3. Experimental Results
The experiments for our proposed LPCS and LPCR methods were based on a PC with CPU 3.40-GHz Intel Core i7-2600 and 8.00GB of RAM and implemented the core algorithms in MATLAB R2013a. The database of 1,000 SRLP and 1,000 DRLP images with a resolution of 520×110 and 440×220 pixels was obtained from the success of our LPD from [1], and these images were captured at different times and weather conditions. The combination of different algorithms and proposed a global thresholding (GT) technique and also verified LP type with the prior knowledge were applied in our LPCS process. The cross-correlation matching algorithm was used for LPCR, which is very simple and fast. Our matching performance obtained significant results because our LPCS has high accuracy. Once the characters were extracted from a LP image then the recognition rate also had a high accuracy. Table 3 shows the performance comparison of different LPCS and LPCR techniques with our proposed methods.

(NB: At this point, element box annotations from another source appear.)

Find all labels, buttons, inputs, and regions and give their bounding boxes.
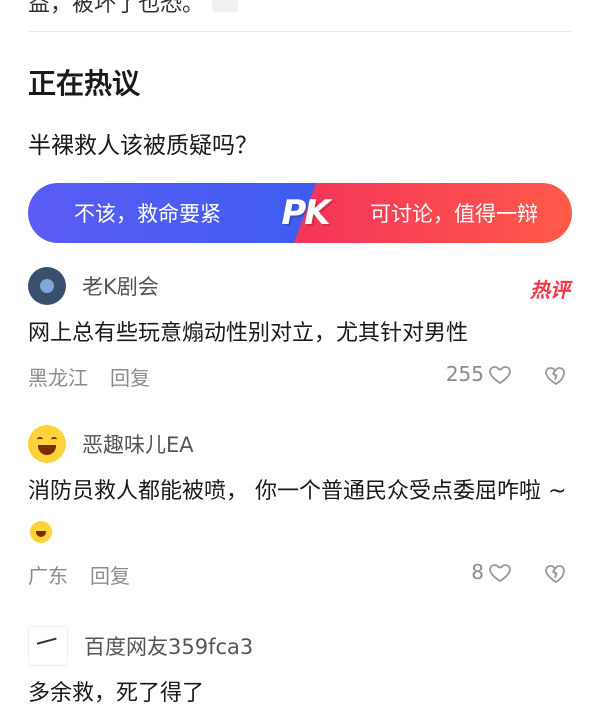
section-divider (28, 31, 572, 32)
comment-footer: 广东 回复 8 (28, 556, 572, 592)
previous-comment-text: 益，被坏了也恐。 (28, 0, 205, 17)
pk-vote-bar: 不该，救命要紧 可讨论，值得一辩 PK (28, 183, 572, 243)
pill-placeholder (212, 0, 239, 12)
comment-item: 百度网友359fca3 多余救，死了得了 (28, 626, 572, 714)
reply-button[interactable]: 回复 (110, 362, 150, 391)
comment-item: 恶趣味儿EA 消防员救人都能被喷， 你一个普通民众受点委屈咋啦 ~ 广东 回复 … (28, 424, 572, 592)
broken-heart-icon[interactable] (544, 561, 568, 585)
comment-header: 百度网友359fca3 (28, 626, 572, 666)
comment-nickname[interactable]: 恶趣味儿EA (82, 429, 194, 459)
previous-comment-fragment: 益，被坏了也恐。 (28, 0, 239, 18)
like-button[interactable]: 8 (471, 560, 512, 584)
comment-location: 广东 (28, 563, 68, 588)
laughing-crying-emoji-icon (30, 521, 52, 543)
reply-button[interactable]: 回复 (90, 560, 130, 589)
hot-comment-tag: 热评 (530, 278, 570, 302)
comment-header: 恶趣味儿EA (28, 424, 572, 464)
comment-item: 老K剧会 热评 网上总有些玩意煽动性别对立，尤其针对男性 黑龙江 回复 255 (28, 266, 572, 394)
topic-question[interactable]: 半裸救人该被质疑吗？ (28, 126, 258, 160)
like-count: 8 (471, 560, 484, 584)
comment-text: 消防员救人都能被喷， 你一个普通民众受点委屈咋啦 ~ (28, 479, 567, 504)
comment-footer: 黑龙江 回复 255 (28, 358, 572, 394)
pk-badge: PK (281, 193, 330, 233)
heart-outline-icon (489, 366, 511, 385)
comment-text-container: 消防员救人都能被喷， 你一个普通民众受点委屈咋啦 ~ (28, 472, 572, 552)
comment-nickname[interactable]: 百度网友359fca3 (84, 631, 253, 661)
avatar[interactable] (28, 267, 66, 305)
avatar[interactable] (28, 425, 66, 463)
comment-text: 网上总有些玩意煽动性别对立，尤其针对男性 (28, 321, 469, 346)
comment-text: 多余救，死了得了 (28, 681, 205, 706)
comment-nickname[interactable]: 老K剧会 (82, 271, 159, 301)
heart-outline-icon (489, 564, 511, 583)
broken-heart-icon[interactable] (544, 363, 568, 387)
like-button[interactable]: 255 (446, 362, 512, 386)
avatar[interactable] (28, 626, 68, 666)
comment-location: 黑龙江 (28, 365, 88, 390)
comment-header: 老K剧会 热评 (28, 266, 572, 306)
like-count: 255 (445, 362, 484, 386)
section-title: 正在热议 (28, 67, 141, 100)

Our proposed methods show the best performance compared to other existing methods.
4. Conclusions
In this paper, a combination of LPCS and LPCR systems has been proposed for Korean LP recognition in real-time processing even when the LP image quality is bad. The LPCS procedure presented in this paper that we combined with multiple image processing algorithms, GT, and prior knowledge of Korean LPs is especially useful for robustness and accuracy if the proposed system. We also used the cross-correlation matching algorithm based on the template of LP characters for the LPCR. The proposed LPCS and LPCR methods achieved 99.35% and 99.85% accuracy, which is significantly more efficient than other existing methods.